Tuesday, March 14, 2017

OVP: Cain and Mabel (1936)

Film: Cain and Mabel (1936)
Stars: Marion Davies, Clark Gable, Allen Jenkins, Roscoe Karns, Walter Catlett
Director: Lloyd Bacon
Oscar History: 1 nomination (Best Dance Direction)
Snap Judgment Ranking: 1/5 stars

I sometimes watch movies and can't concentrate.  This is occasionally because I'm bored or because I am insisting that I am capable of doing two things at once when one of them involves a movie (spoiler alert: I can't), but there are times where I'm distracted by what's going on onscreen.  This was the case recently when I saw Cain and Mabel, a forgettable boxing musical (that wasn't a typo, it's actually a boxing musical), about a vaudeville star who falls in love with a boxer at first for the tabloids, and then for herself.  The distracting part was that it starred Marion Davies, far more famous for her off-screen romance with William Randolph Hearst, and I couldn't help but spend most of the film thinking of Citizen Kane, comparing every little dance number to her more famous fictional counterpart.

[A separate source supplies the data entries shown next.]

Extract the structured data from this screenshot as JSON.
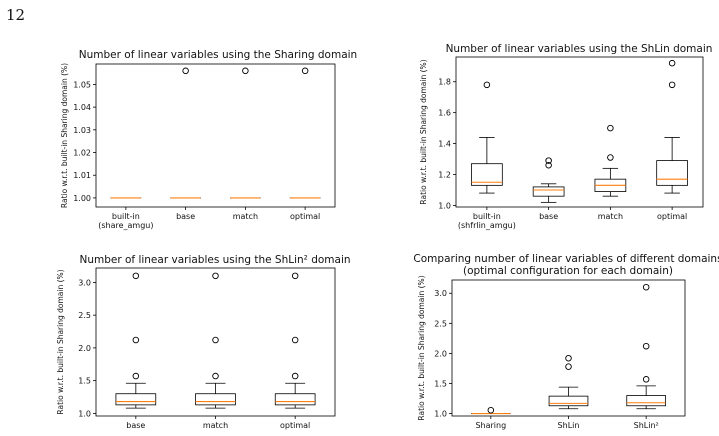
{
  "page_number": "12",
  "colors": {
    "median": "#ff7f0e",
    "box": "#000000",
    "axes": "#000000",
    "outlier": "#000000"
  },
  "chart_data": [
    {
      "type": "box",
      "title": "Number of linear variables using the Sharing domain",
      "ylabel": "Ratio w.r.t. built-in Sharing domain (%)",
      "ylim": [
        0.996,
        1.059
      ],
      "yticks": [
        1.0,
        1.01,
        1.02,
        1.03,
        1.04,
        1.05
      ],
      "ytick_labels": [
        "1.00",
        "1.01",
        "1.02",
        "1.03",
        "1.04",
        "1.05"
      ],
      "categories": [
        [
          "built-in",
          "(share_amgu)"
        ],
        [
          "base"
        ],
        [
          "match"
        ],
        [
          "optimal"
        ]
      ],
      "boxes": [
        {
          "whislo": 1.0,
          "q1": 1.0,
          "med": 1.0,
          "q3": 1.0,
          "whishi": 1.0,
          "fliers": []
        },
        {
          "whislo": 1.0,
          "q1": 1.0,
          "med": 1.0,
          "q3": 1.0,
          "whishi": 1.0,
          "fliers": [
            1.056
          ]
        },
        {
          "whislo": 1.0,
          "q1": 1.0,
          "med": 1.0,
          "q3": 1.0,
          "whishi": 1.0,
          "fliers": [
            1.056
          ]
        },
        {
          "whislo": 1.0,
          "q1": 1.0,
          "med": 1.0,
          "q3": 1.0,
          "whishi": 1.0,
          "fliers": [
            1.056
          ]
        }
      ]
    },
    {
      "type": "box",
      "title": "Number of linear variables using the ShLin domain",
      "ylabel": "Ratio w.r.t. built-in Sharing domain (%)",
      "ylim": [
        0.99,
        1.96
      ],
      "yticks": [
        1.0,
        1.2,
        1.4,
        1.6,
        1.8
      ],
      "ytick_labels": [
        "1.0",
        "1.2",
        "1.4",
        "1.6",
        "1.8"
      ],
      "categories": [
        [
          "built-in",
          "(shfrlin_amgu)"
        ],
        [
          "base"
        ],
        [
          "match"
        ],
        [
          "optimal"
        ]
      ],
      "boxes": [
        {
          "whislo": 1.08,
          "q1": 1.13,
          "med": 1.15,
          "q3": 1.27,
          "whishi": 1.44,
          "fliers": [
            1.78
          ]
        },
        {
          "whislo": 1.02,
          "q1": 1.06,
          "med": 1.1,
          "q3": 1.12,
          "whishi": 1.14,
          "fliers": [
            1.26,
            1.29
          ]
        },
        {
          "whislo": 1.06,
          "q1": 1.09,
          "med": 1.13,
          "q3": 1.17,
          "whishi": 1.24,
          "fliers": [
            1.31,
            1.5
          ]
        },
        {
          "whislo": 1.08,
          "q1": 1.13,
          "med": 1.17,
          "q3": 1.29,
          "whishi": 1.44,
          "fliers": [
            1.78,
            1.92
          ]
        }
      ]
    },
    {
      "type": "box",
      "title": "Number of linear variables using the ShLin² domain",
      "ylabel": "Ratio w.r.t. built-in Sharing domain (%)",
      "ylim": [
        0.96,
        3.22
      ],
      "yticks": [
        1.0,
        1.5,
        2.0,
        2.5,
        3.0
      ],
      "ytick_labels": [
        "1.0",
        "1.5",
        "2.0",
        "2.5",
        "3.0"
      ],
      "categories": [
        [
          "base"
        ],
        [
          "match"
        ],
        [
          "optimal"
        ]
      ],
      "boxes": [
        {
          "whislo": 1.08,
          "q1": 1.13,
          "med": 1.18,
          "q3": 1.3,
          "whishi": 1.46,
          "fliers": [
            1.57,
            2.12,
            3.1
          ]
        },
        {
          "whislo": 1.08,
          "q1": 1.13,
          "med": 1.18,
          "q3": 1.3,
          "whishi": 1.46,
          "fliers": [
            1.57,
            2.12,
            3.1
          ]
        },
        {
          "whislo": 1.08,
          "q1": 1.13,
          "med": 1.18,
          "q3": 1.3,
          "whishi": 1.46,
          "fliers": [
            1.57,
            2.12,
            3.1
          ]
        }
      ]
    },
    {
      "type": "box",
      "title": "Comparing number of linear variables of different domains",
      "subtitle": "(optimal configuration for each domain)",
      "ylabel": "Ratio w.r.t. built-in Sharing domain (%)",
      "ylim": [
        0.96,
        3.22
      ],
      "yticks": [
        1.0,
        1.5,
        2.0,
        2.5,
        3.0
      ],
      "ytick_labels": [
        "1.0",
        "1.5",
        "2.0",
        "2.5",
        "3.0"
      ],
      "categories": [
        [
          "Sharing"
        ],
        [
          "ShLin"
        ],
        [
          "ShLin²"
        ]
      ],
      "boxes": [
        {
          "whislo": 1.0,
          "q1": 1.0,
          "med": 1.0,
          "q3": 1.0,
          "whishi": 1.0,
          "fliers": [
            1.056
          ]
        },
        {
          "whislo": 1.08,
          "q1": 1.13,
          "med": 1.17,
          "q3": 1.29,
          "whishi": 1.44,
          "fliers": [
            1.78,
            1.92
          ]
        },
        {
          "whislo": 1.08,
          "q1": 1.13,
          "med": 1.18,
          "q3": 1.3,
          "whishi": 1.46,
          "fliers": [
            1.57,
            2.12,
            3.1
          ]
        }
      ]
    }
  ]
}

(Spoilers Ahead) This ended up being a bit unfair to Davies, as it's not really appropriate to spend a movie trying to see if the leading lady specifically is talented, and not just well-suited for this part, but honestly the movie itself is a pretty forgettable trifle.  The film follows an almost ludicrously cliched plotline (even for 1936), with Davies playing Mabel O'Dare, a down-on-her-luck aspiring dancer who catches her big break after a random diva has a tirade and the chorus girl off the street gets her spot.  She practices every single day, and eventually drives her downstairs neighbor Larry Cain (Gable) crazy by continually tapping on the ceiling all night long, but the two of them are paired up to gain publicity for their respective careers, and suddenly they start falling for each other.  The movie's climax is them headed to be married, and then whisked away to live in happiness, but their PR teams leak it to the press, having both parties assuming the other one was truly "just in it for the fame."  The film ends with Gable losing his boxing match, but winning his girl (and also, with it, a stack of cash as she in anger bet all of her fortune on his opponent).

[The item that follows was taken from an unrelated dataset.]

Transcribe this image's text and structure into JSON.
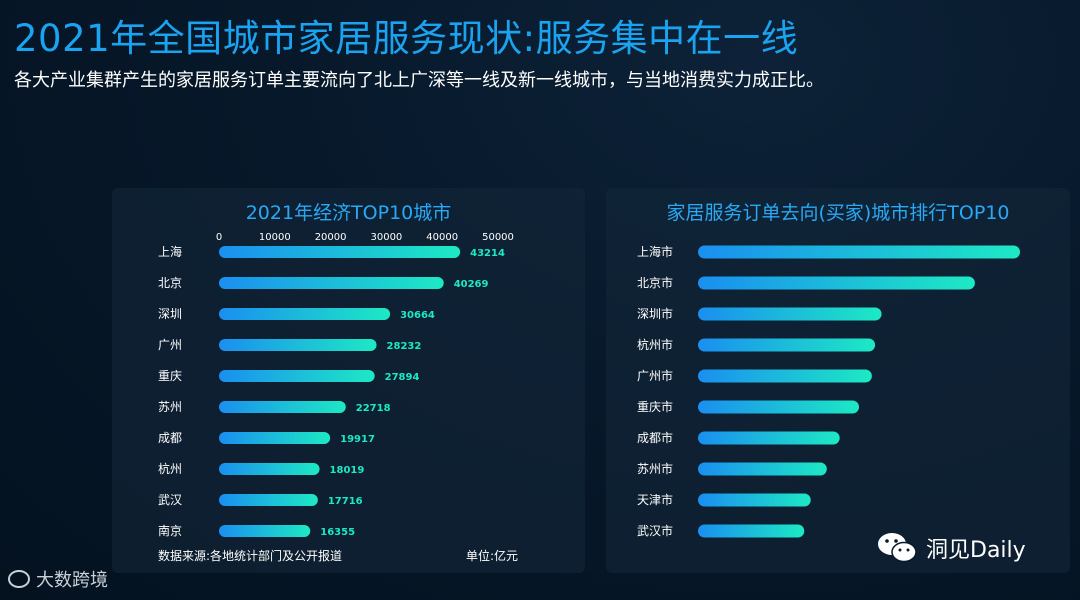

It's a silly movie, as far as silly movies go, but there's a lot of problems because that thing I was looking for with Davies-talent-isn't as apparent as it should be; she's not very good in this movie.  Don't get me wrong here-I think that history has exaggerated her pitfalls, particularly in terms of acting ability as she has solid comedic chops even if she's no Kate Hepburn or Constance Bennett, but she's not a very good dancer.  When she becomes a headliner, it feels like when everyone was trying to say Katherine McPhee was better than Megan Hilty on Smash-she's not special just because you say "she's special."  It's worth noting that Gable isn't particularly good either, and is about as convincing as a boxer as Rue McClanahan, but Davies is more problematic both because Gable at that point had proven he was a major talent and because of the film's sole Oscar nomination.

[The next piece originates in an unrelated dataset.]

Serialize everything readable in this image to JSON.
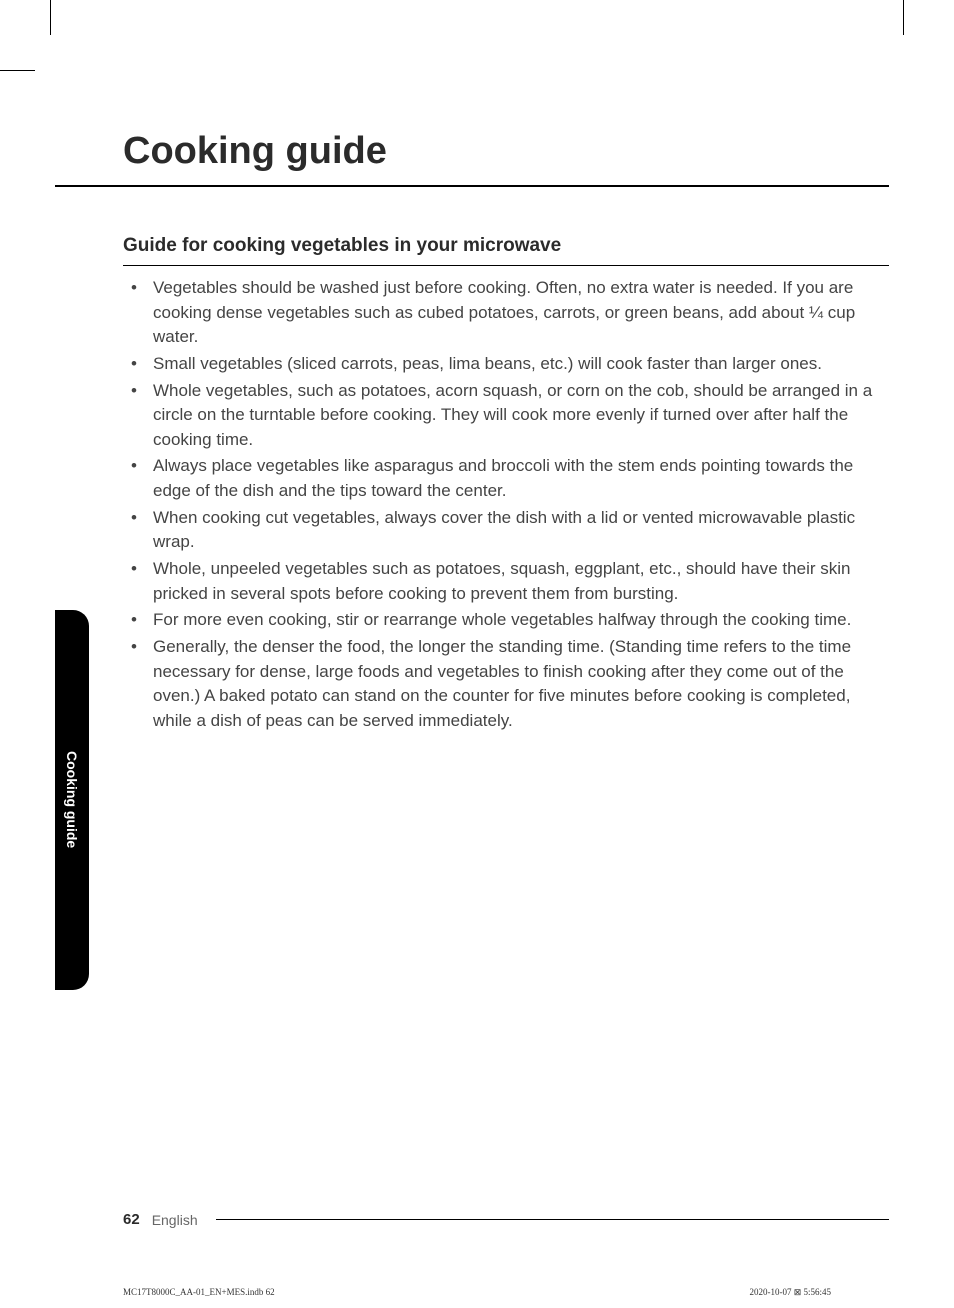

It was only for a few years (I'm curious if anyone knows why they eliminated Dance Direction as a category-Choreography could have run as long as they had Song Score, at least), but the dancing was the only nod for this film, and it's kind of comically bad compared to pretty much everything else that was happening then.  In an age where Eleanor Powell and Fred Astaire are your competition, you have to be a supernova in order to compare, and Davies is merely adequate in terms of her timing and dancing.  Like I said, she had comedic skills, but the dancing here by a professional marker is genuinely bad-she's regularly outdone by her partners and by the chorus line, and you don't really understand why someone would be paying for her to be the headliner compared to a truly accomplished hoofer.  It's a mean focus, and admittedly I probably didn't go into this movie with a great attitude, but my impression of Davies after this film is that Orson Welles had it right.

Those are my thoughts-how about yours?  Has anyone out there already seen Cain and Mabel?  If not, what do you think of Davies in general?  And who was the best Golden Age Hollywood dancer?  Share below!